確かにそれはシェリーらしい戦術を考慮した作戦だった。ゼスにはできない奇策で敵を翻弄し、きっとゼス以上に効率よく敵を撃退する事も不可能ではないだろう。
だが、それでもゼスは是としない。
「だからこそ、俺はその戦術は取らないな。何故なら、慣れない作戦は通常よりはその性能が半減すると断言できるからだ。これは、その戦術を可能にする要―――つまり、君の戦術傾向を理解していないと本来の力は発揮できない」
不可能と断言するには早計じゃないの、とシェリーは反論した。
確かに慣れない戦術は怪我も元でもあるし、互いの足を引っ張る可能性もある。ゼスの言う通りだが、それは決して不可能だと言えるのだろうか。
されど彼が、シェリーの提案を否定する理由はそれだけではない。
「それのどこが問題なの? そんなの、これからアンタが私の事を知れば良いじゃない。チームワークも育む良い機会なのだし」
「正論だな。だがしかし―――俺は、他の人間の事など知りたくないな」
それこそ唖然とした。一体彼は本当に何を言っているのだろう、とその場で問いたくなるほどに。
知るのが難しい、ならまだアドバイスの余地があるのだが、最初から相棒の事を知る気が無いとは、どういうことなのか。
「それじゃあ、私と連携した作戦は殆ど取れないんじゃないかしら?」
「その通りだな。だから、俺は君の案を承認しない」
「あぁ、もうっ! ―――無理、限界、我慢ならないわ。こんなこと言われて落ち着いてられないわよ! 理由を教えて!」
あまりにも理不尽な答えに、シェリーは冷静ではいられなくなった。
これまでも、ゼスの言葉に反応しながらも我慢をしていたのだが、「シェリーの事を知りたくない」と言われれば、これ以上我慢なんて出来る筈も無かったのだ。

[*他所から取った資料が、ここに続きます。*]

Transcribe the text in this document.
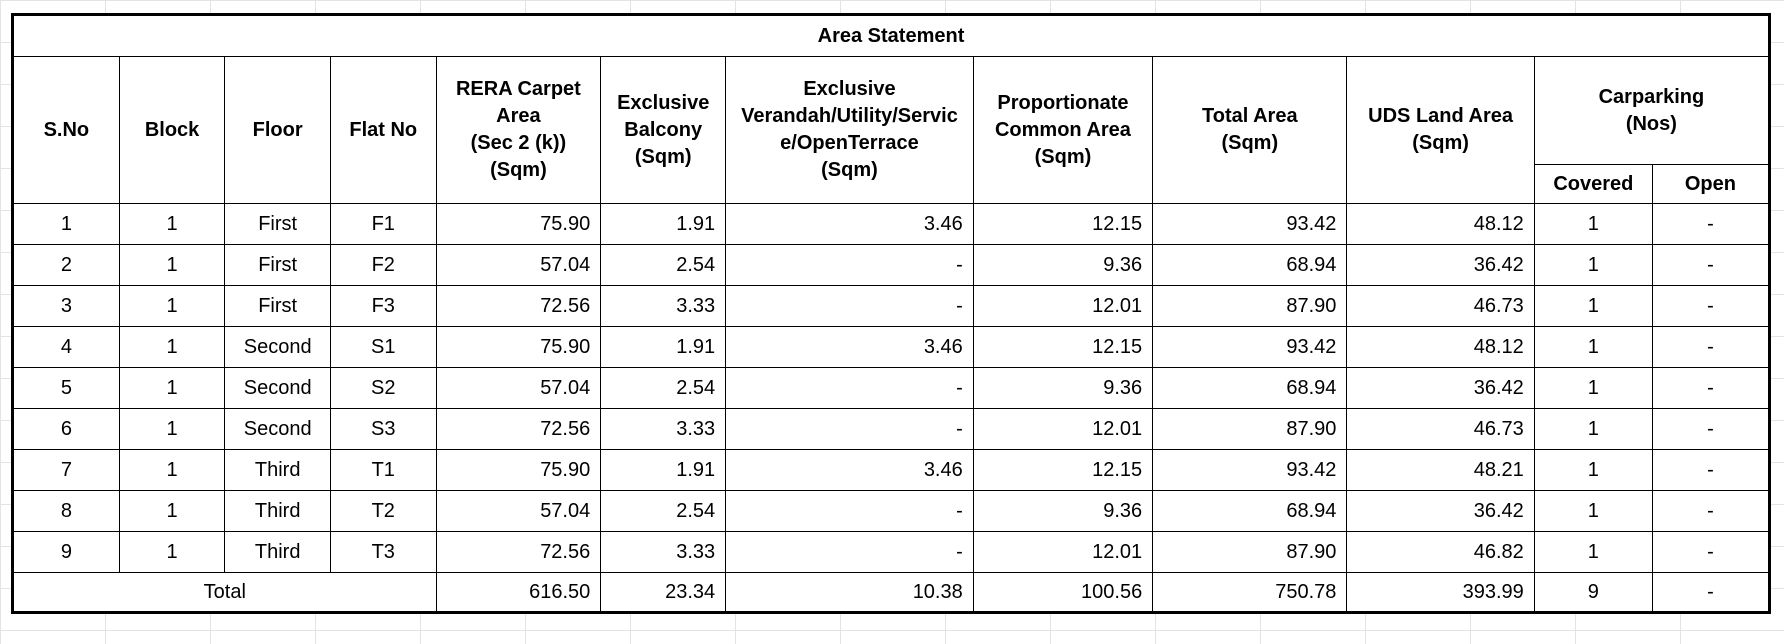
Area Statement											
S.No	Block	Floor	Flat No	RERA Carpet
Area
(Sec 2 (k))
(Sqm)	Exclusive
Balcony
(Sqm)	Exclusive
Verandah/Utility/Servic
e/OpenTerrace
(Sqm)	Proportionate
Common Area
(Sqm)	Total Area
(Sqm)	UDS Land Area
(Sqm)	Carparking
(Nos)	
										Covered	Open
1	1	First	F1	75.90	1.91	3.46	12.15	93.42	48.12	1	-
2	1	First	F2	57.04	2.54	-	9.36	68.94	36.42	1	-
3	1	First	F3	72.56	3.33	-	12.01	87.90	46.73	1	-
4	1	Second	S1	75.90	1.91	3.46	12.15	93.42	48.12	1	-
5	1	Second	S2	57.04	2.54	-	9.36	68.94	36.42	1	-
6	1	Second	S3	72.56	3.33	-	12.01	87.90	46.73	1	-
7	1	Third	T1	75.90	1.91	3.46	12.15	93.42	48.21	1	-
8	1	Third	T2	57.04	2.54	-	9.36	68.94	36.42	1	-
9	1	Third	T3	72.56	3.33	-	12.01	87.90	46.82	1	-
Total				616.50	23.34	10.38	100.56	750.78	393.99	9	-
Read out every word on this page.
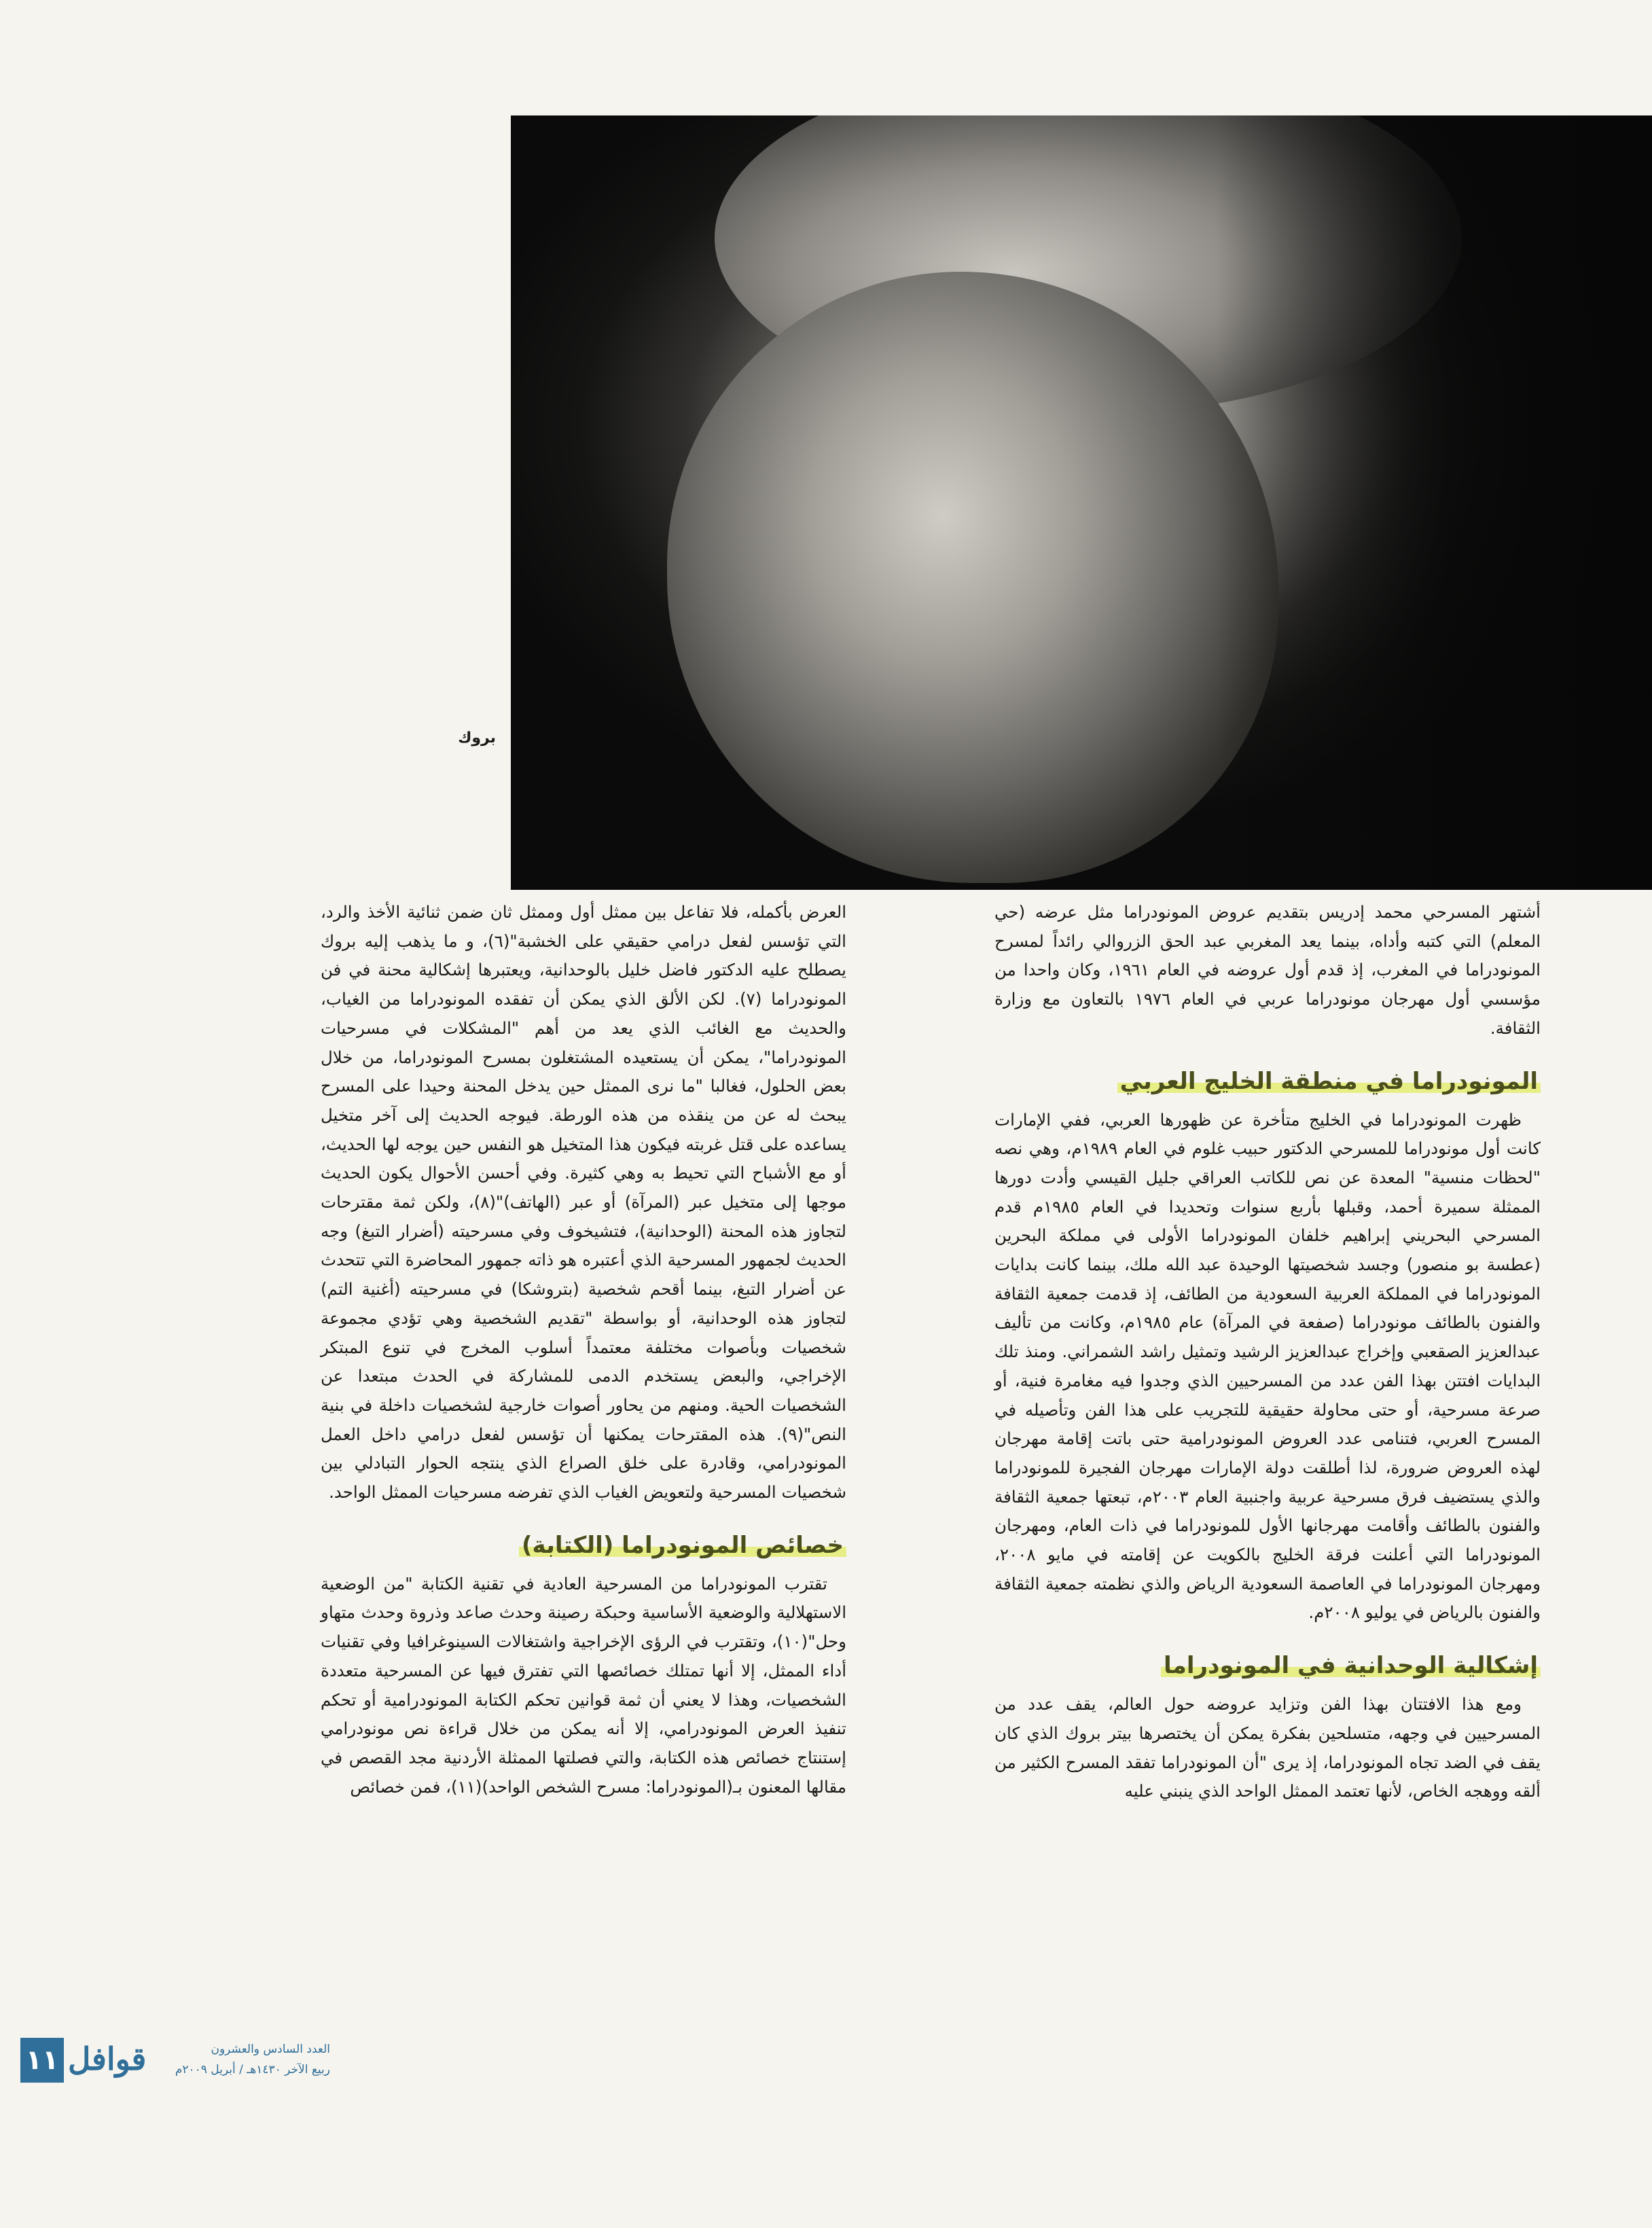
بروك

أشتهر المسرحي محمد إدريس بتقديم عروض المونودراما مثل عرضه (حي المعلم) التي كتبه وأداه، بينما يعد المغربي عبد الحق الزروالي رائداً لمسرح المونودراما في المغرب، إذ قدم أول عروضه في العام ١٩٦١، وكان واحدا من مؤسسي أول مهرجان مونودراما عربي في العام ١٩٧٦ بالتعاون مع وزارة الثقافة.

المونودراما في منطقة الخليج العربي

ظهرت المونودراما في الخليج متأخرة عن ظهورها العربي، ففي الإمارات كانت أول مونودراما للمسرحي الدكتور حبيب غلوم في العام ١٩٨٩م، وهي نصه "لحظات منسية" المعدة عن نص للكاتب العراقي جليل القيسي وأدت دورها الممثلة سميرة أحمد، وقبلها بأربع سنوات وتحديدا في العام ١٩٨٥م قدم المسرحي البحريني إبراهيم خلفان المونودراما الأولى في مملكة البحرين (عطسة بو منصور) وجسد شخصيتها الوحيدة عبد الله ملك، بينما كانت بدايات المونودراما في المملكة العربية السعودية من الطائف، إذ قدمت جمعية الثقافة والفنون بالطائف مونودراما (صفعة في المرآة) عام ١٩٨٥م، وكانت من تأليف عبدالعزيز الصقعبي وإخراج عبدالعزيز الرشيد وتمثيل راشد الشمراني. ومنذ تلك البدايات افتتن بهذا الفن عدد من المسرحيين الذي وجدوا فيه مغامرة فنية، أو صرعة مسرحية، أو حتى محاولة حقيقية للتجريب على هذا الفن وتأصيله في المسرح العربي، فتنامى عدد العروض المونودرامية حتى باتت إقامة مهرجان لهذه العروض ضرورة، لذا أطلقت دولة الإمارات مهرجان الفجيرة للمونودراما والذي يستضيف فرق مسرحية عربية واجنبية العام ٢٠٠٣م، تبعتها جمعية الثقافة والفنون بالطائف وأقامت مهرجانها الأول للمونودراما في ذات العام، ومهرجان المونودراما التي أعلنت فرقة الخليج بالكويت عن إقامته في مايو ٢٠٠٨، ومهرجان المونودراما في العاصمة السعودية الرياض والذي نظمته جمعية الثقافة والفنون بالرياض في يوليو ٢٠٠٨م.

إشكالية الوحدانية في المونودراما

ومع هذا الافتتان بهذا الفن وتزايد عروضه حول العالم، يقف عدد من المسرحيين في وجهه، متسلحين بفكرة يمكن أن يختصرها بيتر بروك الذي كان يقف في الضد تجاه المونودراما، إذ يرى "أن المونودراما تفقد المسرح الكثير من ألقه ووهجه الخاص، لأنها تعتمد الممثل الواحد الذي ينبني عليه

العرض بأكمله، فلا تفاعل بين ممثل أول وممثل ثان ضمن ثنائية الأخذ والرد، التي تؤسس لفعل درامي حقيقي على الخشبة"(٦)، و ما يذهب إليه بروك يصطلح عليه الدكتور فاضل خليل بالوحدانية، ويعتبرها إشكالية محنة في فن المونودراما (٧). لكن الألق الذي يمكن أن تفقده المونودراما من الغياب، والحديث مع الغائب الذي يعد من أهم "المشكلات في مسرحيات المونودراما"، يمكن أن يستعيده المشتغلون بمسرح المونودراما، من خلال بعض الحلول، فغالبا "ما نرى الممثل حين يدخل المحنة وحيدا على المسرح يبحث له عن من ينقذه من هذه الورطة. فيوجه الحديث إلى آخر متخيل يساعده على قتل غربته فيكون هذا المتخيل هو النفس حين يوجه لها الحديث، أو مع الأشباح التي تحيط به وهي كثيرة. وفي أحسن الأحوال يكون الحديث موجها إلى متخيل عبر (المرآة) أو عبر (الهاتف)"(٨)، ولكن ثمة مقترحات لتجاوز هذه المحنة (الوحدانية)، فتشيخوف وفي مسرحيته (أضرار التبغ) وجه الحديث لجمهور المسرحية الذي أعتبره هو ذاته جمهور المحاضرة التي تتحدث عن أضرار التبغ، بينما أقحم شخصية (بتروشكا) في مسرحيته (أغنية التم) لتجاوز هذه الوحدانية، أو بواسطة "تقديم الشخصية وهي تؤدي مجموعة شخصيات وبأصوات مختلفة معتمداً أسلوب المخرج في تنوع المبتكر الإخراجي، والبعض يستخدم الدمى للمشاركة في الحدث مبتعدا عن الشخصيات الحية. ومنهم من يحاور أصوات خارجية لشخصيات داخلة في بنية النص"(٩). هذه المقترحات يمكنها أن تؤسس لفعل درامي داخل العمل المونودرامي، وقادرة على خلق الصراع الذي ينتجه الحوار التبادلي بين شخصيات المسرحية ولتعويض الغياب الذي تفرضه مسرحيات الممثل الواحد.

خصائص المونودراما (الكتابة)

تقترب المونودراما من المسرحية العادية في تقنية الكتابة "من الوضعية الاستهلالية والوضعية الأساسية وحبكة رصينة وحدث صاعد وذروة وحدث متهاو وحل"(١٠)، وتقترب في الرؤى الإخراجية واشتغالات السينوغرافيا وفي تقنيات أداء الممثل، إلا أنها تمتلك خصائصها التي تفترق فيها عن المسرحية متعددة الشخصيات، وهذا لا يعني أن ثمة قوانين تحكم الكتابة المونودرامية أو تحكم تنفيذ العرض المونودرامي، إلا أنه يمكن من خلال قراءة نص مونودرامي إستنتاج خصائص هذه الكتابة، والتي فصلتها الممثلة الأردنية مجد القصص في مقالها المعنون بـ(المونودراما: مسرح الشخص الواحد)(١١)، فمن خصائص

١١ قوافل	العدد السادس والعشرون
ربيع الآخر ١٤٣٠هـ / أبريل ٢٠٠٩م
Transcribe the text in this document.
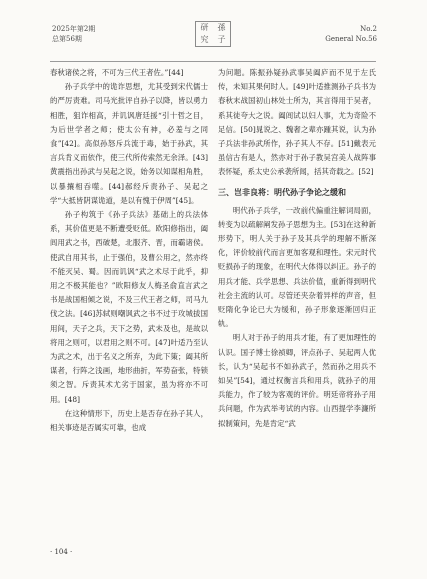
2025年第2期
总第56期
研	孫
究	子
No.2
General No.56

春秋诸侯之将，不可为三代王者佐。”[44]

孙子兵学中的诡诈思想，尤其受到宋代儒士的严厉责难。司马光批评自孙子以降，皆以勇力相胜，狙诈相高，并讥讽唐廷援“引十哲之目，为后世学者之师；使太公有神，必羞与之同食”[42]。高似孙怒斥兵流于毒，始于孙武，其言兵肯义而依作，使三代所传索然无余泽。[43]黄震指出孙武与吴起之说，始务以知谋相角胜，以暴攘相吞噬。[44]郝经斥责孙子、吴起之学“大抵皆阴谋诡道，是以有愧于伊周”[45]。

孙子构筑于《孙子兵法》基础上的兵法体系，其价值更是不断遭受贬低。欧阳修指出，阖闾用武之书，西破楚，北服齐、晋，而霸诸侯。使武自用其书，止于强伯，及曹公用之，然亦终不能灭吴、蜀。因而讥讽“武之术尽于此乎，抑用之不极其能也？”欧阳修友人梅圣俞直言武之书是战国相倾之说，不及三代王者之师，司马九伐之法。[46]苏轼则嘲讽武之书不过于攻城拔国用间，天子之兵，天下之势，武未及也，是故以将用之则可，以君用之则不可。[47]叶适乃至认为武之术，出于名义之所弃，为此下策；阖其所谋者，行阵之浅画，地形曲折，军势奋张，特锁须之智。斥责其术尤劣于国家，虽为将亦不可用。[48]

在这种情形下，历史上是否存在孙子其人，相关事迹是否属实可靠，也成

为问题。陈振孙疑孙武事吴阖庐而不见于左氏传，未知其果何时人。[49]叶适推测孙子兵书为春秋末战国初山林处士所为，其言得用于吴者，系其徒夸大之说。阖闾试以妇人事，尤为奇险不足信。[50]晁说之、魏奢之辈亦踵其说，认为孙子兵法非孙武所作，孙子其人不存。[51]戴表元虽信古有是人，然亦对于孙子教吴宫美人战阵事表怀疑，系太史公承袭所闻，括其奇载之。[52]

三、岂非良将：明代孙子争论之缓和

明代孙子兵学，一改前代偏重注解词局面，转变为以疏解阐发孙子思想为主。[53]在这种新形势下，明人关于孙子及其兵学的理解不断深化，评价较前代而言更加客观和理性。宋元时代贬损孙子的现象，在明代大体得以纠正。孙子的用兵才能、兵学思想、兵法价值，重新得到明代社会主流的认可。尽管还夹杂着异样的声音，但贬隋化争论已大为缓和，孙子形象逐渐回归正轨。

明人对于孙子的用兵才能，有了更加理性的认识。国子博士徐祯卿，评点孙子、吴起两人优长，认为“吴起书不如孙武子，然而孙之用兵不如吴”[54]，通过权衡言兵和用兵，就孙子的用兵能力，作了较为客观的评价。明廷帝将孙子用兵问题，作为武举考试的内容。山西提学李濂所拟制策问，先是肯定“武

· 104 ·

こんな酷い回答がこれまであっただろうか、いや無い筈だ。
最早周囲の事を気にもせずに、シェリーは問いただしていた。
ゼスは、抑揚無い声で即答する。
「理由か……そのような大層なものはないな。ただ、知る必要性を感じないだけ、それだけだ。連携と言えども、相手が俺の策で足を引っ張るのは好まない。俺自身だけならば如何にすれば戦術を成功に導けるか、臨機応変に対応できる」
そこで一旦言葉を切ったゼスが、僅かな間言葉を選ぶように思案し、その言葉を告げる。
「……信じられるのは、自分だけだ」
「―――何よ、それ。それは、あまりにも……」
陰りを見せるシェリーの表情。
途中まで出していた言葉は喉につかえたように、中々出てこないようだった。
ゼスはこれ以上シェリーが何かを言う前に、話を切り上げようとした。
「故に、作戦などは必要ないな。下手に協力するよりは、自分の信じられる、自分が出来ると思う事を自信を持ってやればそれで良いんじゃないかな? どの任務に失敗を意味するのは死だぞ。やり直しは無い事を、よく理解すると良い」
突っぱねたような言い方にシェリーは、ゼスが再び食事を進めるのを黙って見守るしかなかった。